File Operation
Helps perform file operations like copy
and move
on different file systems
Parameters
Parameter | Description | Required |
---|---|---|
File System | Local - for operations on driver node file system DBFS - for operations on Databricks file system | True |
Operation | Operation to perform, Copy or Move | True |
Recurse | Boolean for performing Operation recursively. Default is False | False |
Source Path | Path of source file/directory. Eg: /dbfs/source_file.txt, dbfs:/source_file.txt | True |
Destination Path | Path of destination file/directory.
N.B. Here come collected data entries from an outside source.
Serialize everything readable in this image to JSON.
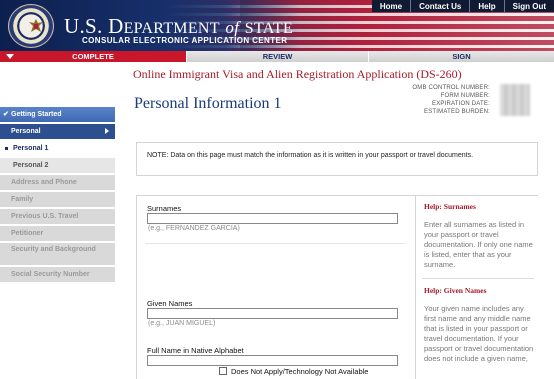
{
  "header": {
    "agency_prefix": "U.S. D",
    "agency": "EPARTMENT",
    "agency_of": "of",
    "agency_suffix": "STATE",
    "center": "CONSULAR ELECTRONIC APPLICATION CENTER",
    "top_links": [
      "Home",
      "Contact Us",
      "Help",
      "Sign Out"
    ]
  },
  "progress": {
    "steps": [
      "COMPLETE",
      "REVIEW",
      "SIGN"
    ],
    "active": "COMPLETE",
    "active_color": "#c8162b"
  },
  "form": {
    "title": "Online Immigrant Visa and Alien Registration Application (DS-260)",
    "page_title": "Personal Information 1",
    "omb_labels": [
      "OMB CONTROL NUMBER:",
      "FORM NUMBER:",
      "EXPIRATION DATE:",
      "ESTIMATED BURDEN:"
    ]
  },
  "sidebar": {
    "items": [
      {
        "label": "Getting Started",
        "state": "done"
      },
      {
        "label": "Personal",
        "state": "active"
      },
      {
        "label": "Personal 1",
        "state": "current-sub"
      },
      {
        "label": "Personal 2",
        "state": "sub"
      },
      {
        "label": "Address and Phone",
        "state": "disabled"
      },
      {
        "label": "Family",
        "state": "disabled"
      },
      {
        "label": "Previous U.S. Travel",
        "state": "disabled"
      },
      {
        "label": "Petitioner",
        "state": "disabled"
      },
      {
        "label": "Security and Background",
        "state": "disabled"
      },
      {
        "label": "Social Security Number",
        "state": "disabled"
      }
    ]
  },
  "note": "NOTE: Data on this page must match the information as it is written in your passport or travel documents.",
  "fields": {
    "surnames": {
      "label": "Surnames",
      "hint": "(e.g., FERNANDEZ GARCIA)",
      "value": ""
    },
    "given_names": {
      "label": "Given Names",
      "hint": "(e.g., JUAN MIGUEL)",
      "value": ""
    },
    "native_name": {
      "label": "Full Name in Native Alphabet",
      "value": "",
      "na_label": "Does Not Apply/Technology Not Available",
      "na_checked": false
    }
  },
  "help": [
    {
      "title": "Help: Surnames",
      "text": "Enter all surnames as listed in your passport or travel documentation. If only one name is listed, enter that as your surname."
    },
    {
      "title": "Help: Given Names",
      "text": "Your given name includes any first name and any middle name that is listed in your passport or travel documentation. If your passport or travel documentation does not include a given name,"
    }
  ]
}
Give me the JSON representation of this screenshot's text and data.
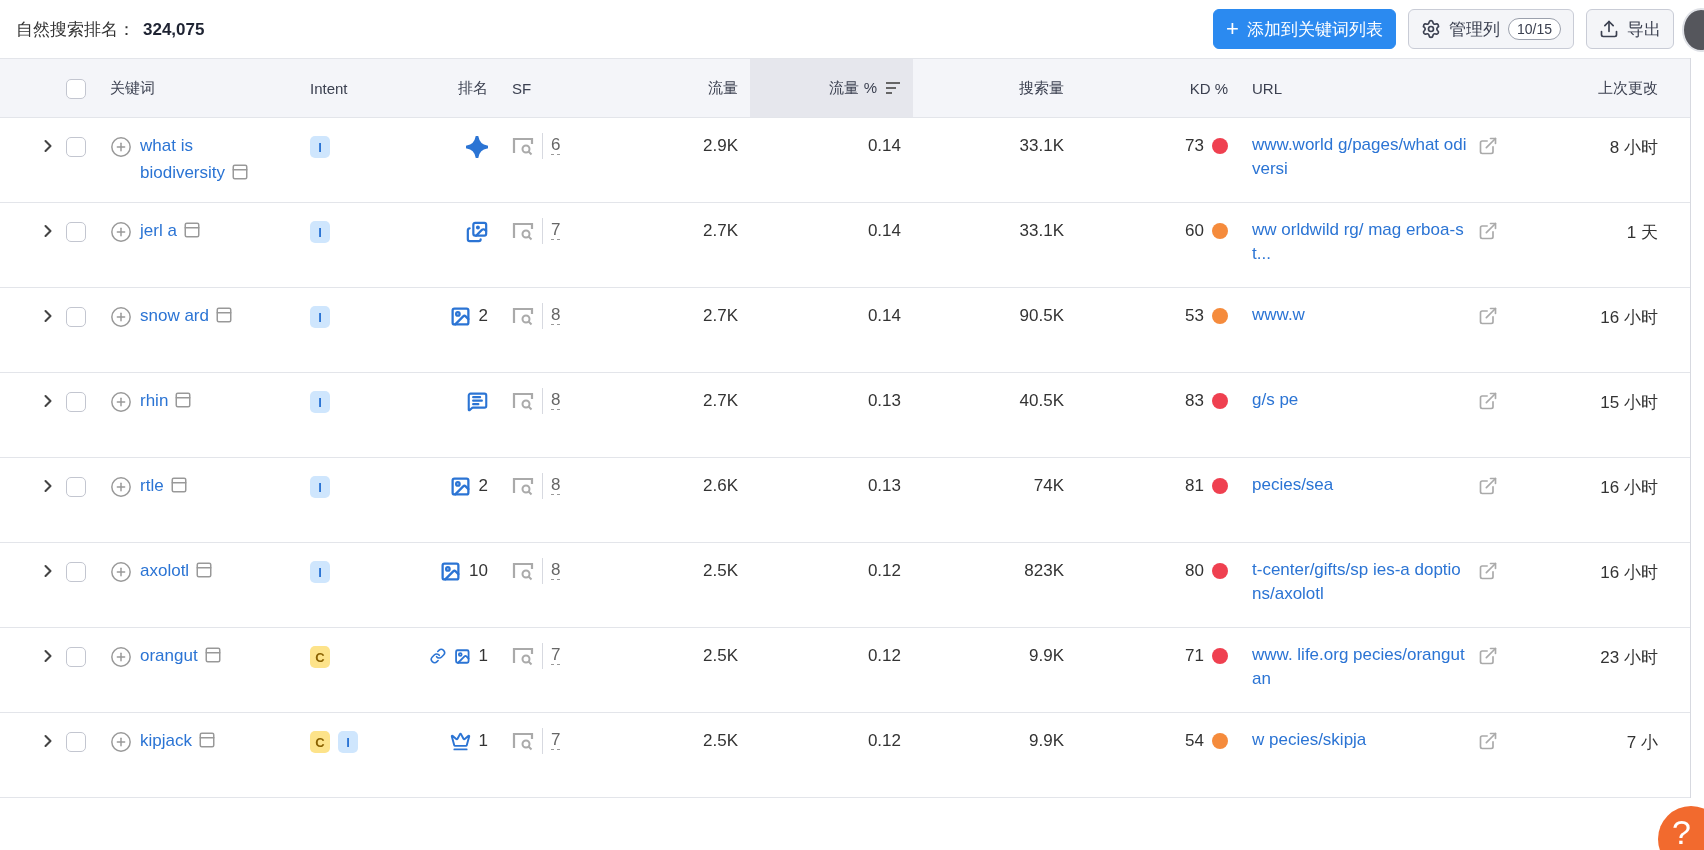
{
  "summary": {
    "label": "自然搜索排名：",
    "value": "324,075"
  },
  "toolbar": {
    "add_button": {
      "icon": "+",
      "label": "添加到关键词列表"
    },
    "columns_button": {
      "label": "管理列",
      "count": "10/15"
    },
    "export_button": {
      "label": "导出"
    }
  },
  "table": {
    "columns": [
      {
        "label": "关键词",
        "sorted": false
      },
      {
        "label": "Intent",
        "sorted": false
      },
      {
        "label": "排名",
        "sorted": false
      },
      {
        "label": "SF",
        "sorted": false
      },
      {
        "label": "流量",
        "sorted": false
      },
      {
        "label": "流量 %",
        "sorted": true
      },
      {
        "label": "搜索量",
        "sorted": false
      },
      {
        "label": "KD %",
        "sorted": false
      },
      {
        "label": "URL",
        "sorted": false
      },
      {
        "label": "上次更改",
        "sorted": false
      }
    ],
    "header_checked": false,
    "rows": [
      {
        "checked": false,
        "keyword": "what is biodiversity",
        "intents": [
          {
            "kind": "informational",
            "label": "I"
          }
        ],
        "rank_features": [
          {
            "kind": "ai"
          }
        ],
        "sf": "6",
        "traffic": "2.9K",
        "traffic_pct": "0.14",
        "volume": "33.1K",
        "kd": "73",
        "color": "#ef4050",
        "url": "www.world g/pages/what odiversi",
        "updated": "8 小时"
      },
      {
        "checked": false,
        "keyword": "jerl a",
        "intents": [
          {
            "kind": "informational",
            "label": "I"
          }
        ],
        "rank_features": [
          {
            "kind": "images"
          }
        ],
        "sf": "7",
        "traffic": "2.7K",
        "traffic_pct": "0.14",
        "volume": "33.1K",
        "kd": "60",
        "color": "#f58b3c",
        "url": "ww orldwild rg/ mag erboa-st...",
        "updated": "1 天"
      },
      {
        "checked": false,
        "keyword": "snow ard",
        "intents": [
          {
            "kind": "informational",
            "label": "I"
          }
        ],
        "rank_features": [
          {
            "kind": "image"
          }
        ],
        "rank": "2",
        "sf": "8",
        "traffic": "2.7K",
        "traffic_pct": "0.14",
        "volume": "90.5K",
        "kd": "53",
        "color": "#f58b3c",
        "url": "www.w",
        "updated": "16 小时"
      },
      {
        "checked": false,
        "keyword": "rhin",
        "intents": [
          {
            "kind": "informational",
            "label": "I"
          }
        ],
        "rank_features": [
          {
            "kind": "qa"
          }
        ],
        "sf": "8",
        "traffic": "2.7K",
        "traffic_pct": "0.13",
        "volume": "40.5K",
        "kd": "83",
        "color": "#ef4050",
        "url": "g/s pe",
        "updated": "15 小时"
      },
      {
        "checked": false,
        "keyword": "rtle",
        "intents": [
          {
            "kind": "informational",
            "label": "I"
          }
        ],
        "rank_features": [
          {
            "kind": "image"
          }
        ],
        "rank": "2",
        "sf": "8",
        "traffic": "2.6K",
        "traffic_pct": "0.13",
        "volume": "74K",
        "kd": "81",
        "color": "#ef4050",
        "url": "pecies/sea",
        "updated": "16 小时"
      },
      {
        "checked": false,
        "keyword": "axolotl",
        "intents": [
          {
            "kind": "informational",
            "label": "I"
          }
        ],
        "rank_features": [
          {
            "kind": "image"
          }
        ],
        "rank": "10",
        "sf": "8",
        "traffic": "2.5K",
        "traffic_pct": "0.12",
        "volume": "823K",
        "kd": "80",
        "color": "#ef4050",
        "url": "t-center/gifts/sp ies-a doptions/axolotl",
        "updated": "16 小时"
      },
      {
        "checked": false,
        "keyword": "orangut",
        "intents": [
          {
            "kind": "commercial",
            "label": "C"
          }
        ],
        "rank_features": [
          {
            "kind": "link"
          },
          {
            "kind": "image"
          }
        ],
        "rank": "1",
        "sf": "7",
        "traffic": "2.5K",
        "traffic_pct": "0.12",
        "volume": "9.9K",
        "kd": "71",
        "color": "#ef4050",
        "url": "www. life.org pecies/orangutan",
        "updated": "23 小时"
      },
      {
        "checked": false,
        "keyword": "kipjack",
        "intents": [
          {
            "kind": "commercial",
            "label": "C"
          },
          {
            "kind": "informational",
            "label": "I"
          }
        ],
        "rank_features": [
          {
            "kind": "crown"
          }
        ],
        "rank": "1",
        "sf": "7",
        "traffic": "2.5K",
        "traffic_pct": "0.12",
        "volume": "9.9K",
        "kd": "54",
        "color": "#f58b3c",
        "url": "w pecies/skipja",
        "updated": "7 小"
      }
    ]
  },
  "help_button": {
    "label": "?"
  }
}
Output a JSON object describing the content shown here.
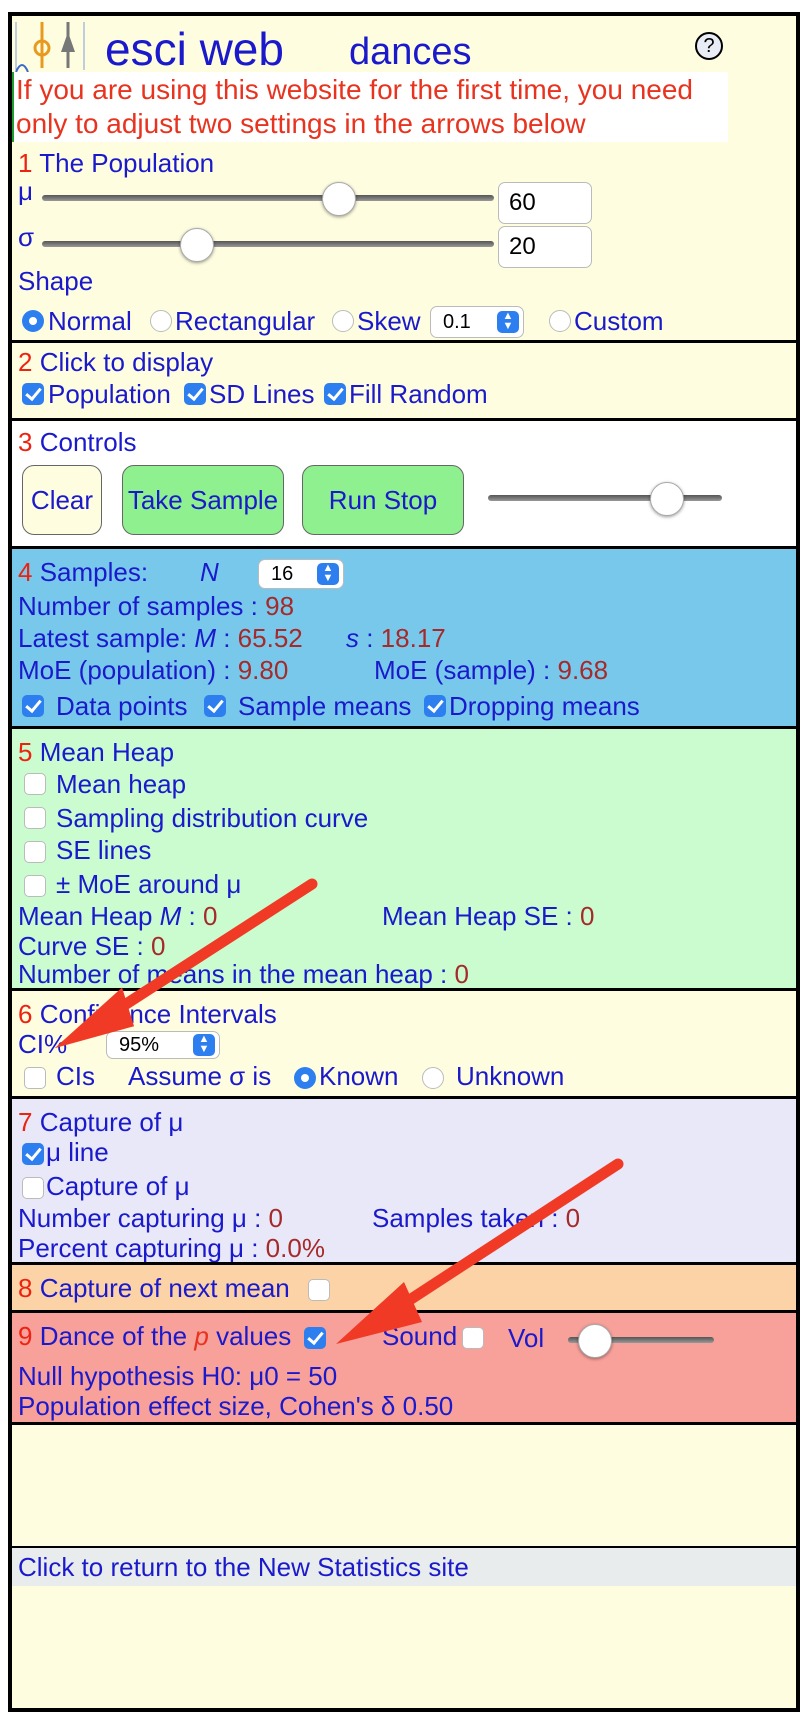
{
  "header": {
    "title": "esci web",
    "subtitle": "dances",
    "help_label": "?",
    "intro": [
      "If  you are using this website for the first time, you need",
      "only to adjust two settings in the arrows below"
    ]
  },
  "population": {
    "number": "1",
    "heading": "The Population",
    "mu_label": "μ",
    "mu_value": "60",
    "sigma_label": "σ",
    "sigma_value": "20",
    "shape_label": "Shape",
    "shapes": [
      "Normal",
      "Rectangular",
      "Skew",
      "Custom"
    ],
    "selected_shape": "Normal",
    "skew_value": "0.1"
  },
  "display": {
    "number": "2",
    "heading": "Click to display",
    "options": [
      "Population",
      "SD Lines",
      "Fill Random"
    ]
  },
  "controls": {
    "number": "3",
    "heading": "Controls",
    "clear": "Clear",
    "take_sample": "Take Sample",
    "run_stop": "Run Stop"
  },
  "samples": {
    "number": "4",
    "heading": "Samples:",
    "n_label": "N",
    "n_value": "16",
    "num_samples_label": "Number of samples :",
    "num_samples": "98",
    "latest_label": "Latest sample:",
    "m_label": "M",
    "m_value": "65.52",
    "s_label": "s",
    "s_value": "18.17",
    "moe_pop_label": "MoE (population) :",
    "moe_pop": "9.80",
    "moe_sample_label": "MoE (sample) :",
    "moe_sample": "9.68",
    "options": [
      "Data points",
      "Sample means",
      "Dropping means"
    ]
  },
  "mean_heap": {
    "number": "5",
    "heading": "Mean Heap",
    "options": [
      "Mean heap",
      "Sampling distribution curve",
      "SE lines",
      "± MoE around μ"
    ],
    "heap_m_label": "Mean Heap",
    "heap_m_value": "0",
    "heap_se_label": "Mean Heap SE :",
    "heap_se_value": "0",
    "curve_se_label": "Curve SE :",
    "curve_se_value": "0",
    "count_label": "Number of means in the mean heap :",
    "count_value": "0"
  },
  "ci": {
    "number": "6",
    "heading": "Confidence Intervals",
    "ci_label": "CI%",
    "ci_value": "95%",
    "cis_label": "CIs",
    "assume_label": "Assume σ is",
    "known": "Known",
    "unknown": "Unknown"
  },
  "capture": {
    "number": "7",
    "heading": "Capture of μ",
    "mu_line": "μ line",
    "capture_label": "Capture of μ",
    "num_capturing_label": "Number capturing μ :",
    "num_capturing": "0",
    "samples_taken_label": "Samples taken :",
    "samples_taken": "0",
    "percent_label": "Percent capturing μ :",
    "percent": "0.0%"
  },
  "next_mean": {
    "number": "8",
    "heading": "Capture of next mean"
  },
  "pvalues": {
    "number": "9",
    "heading_pre": "Dance of the",
    "heading_p": "p",
    "heading_post": "values",
    "sound": "Sound",
    "vol": "Vol",
    "null_hyp": "Null hypothesis H0: μ0 = 50",
    "effect_size": "Population effect size, Cohen's δ 0.50"
  },
  "footer": {
    "link": "Click to return to the New Statistics site"
  },
  "colors": {
    "panel_yellow": "#fefde0",
    "panel_blue": "#78c8ec",
    "panel_green": "#cafccf",
    "panel_lavender": "#e8e8f8",
    "panel_orange": "#fbd3a7",
    "panel_red": "#f8a09a",
    "button_green": "#8ef08e",
    "arrow_red": "#f03a25"
  }
}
Eg: /dbfs/target_file.txt, dbfs:/target_file.txt | True |
info
You can perform operations on DBFS files using Local
file system too by providing path under /dbfs
!
This is because Databricks uses a FUSE mount to provide local access to the files stored in the cloud.
A FUSE mount is a secure, virtual filesystem.
Examples
Copy Single File
- DBFS
- Local
def copy_file(spark: SparkSession):
from pyspark.dbutils import DBUtils
DBUtils(spark).fs.cp(
"dbfs:/Prophecy/example/source/person.json",
"dbfs:/Prophecy/example/target/person.json",
recurse = False
)
def copy_file(spark: SparkSession):
import os
import shutil
shutil.copy2("/dbfs/Prophecy/example/source/person.json",
"/dbfs/Prophecy/example/target/person.json")
Copy All Files From A Directory
- DBFS
- Local
def copy_file(spark: SparkSession):
from pyspark.dbutils import DBUtils
DBUtils(spark).fs.cp(
"dbfs:/Prophecy/example/source/",
"dbfs:/Prophecy/example/target/",
recurse = True
)
def copy_file(spark: SparkSession):
import os
import shutil
shutil.copytree(
"/dbfs/Prophecy/example/source/",
"/dbfs/Prophecy/example/target/",
copy_function = shutil.copy2,
dirs_exist_ok = True
)
Copy Entire Directory
- DBFS
- Local
def copy_file(spark: SparkSession):
from pyspark.dbutils import DBUtils
DBUtils(spark).fs.cp(
"dbfs:/Prophecy/example/source/",
"dbfs:/Prophecy/example/target/source",
recurse = True
)
def copy_file(spark: SparkSession):
import os
import shutil
shutil.copytree(
"/dbfs/Prophecy/example/source/",
"/dbfs/Prophecy/example/target/source",
copy_function = shutil.copy2,
dirs_exist_ok = True
)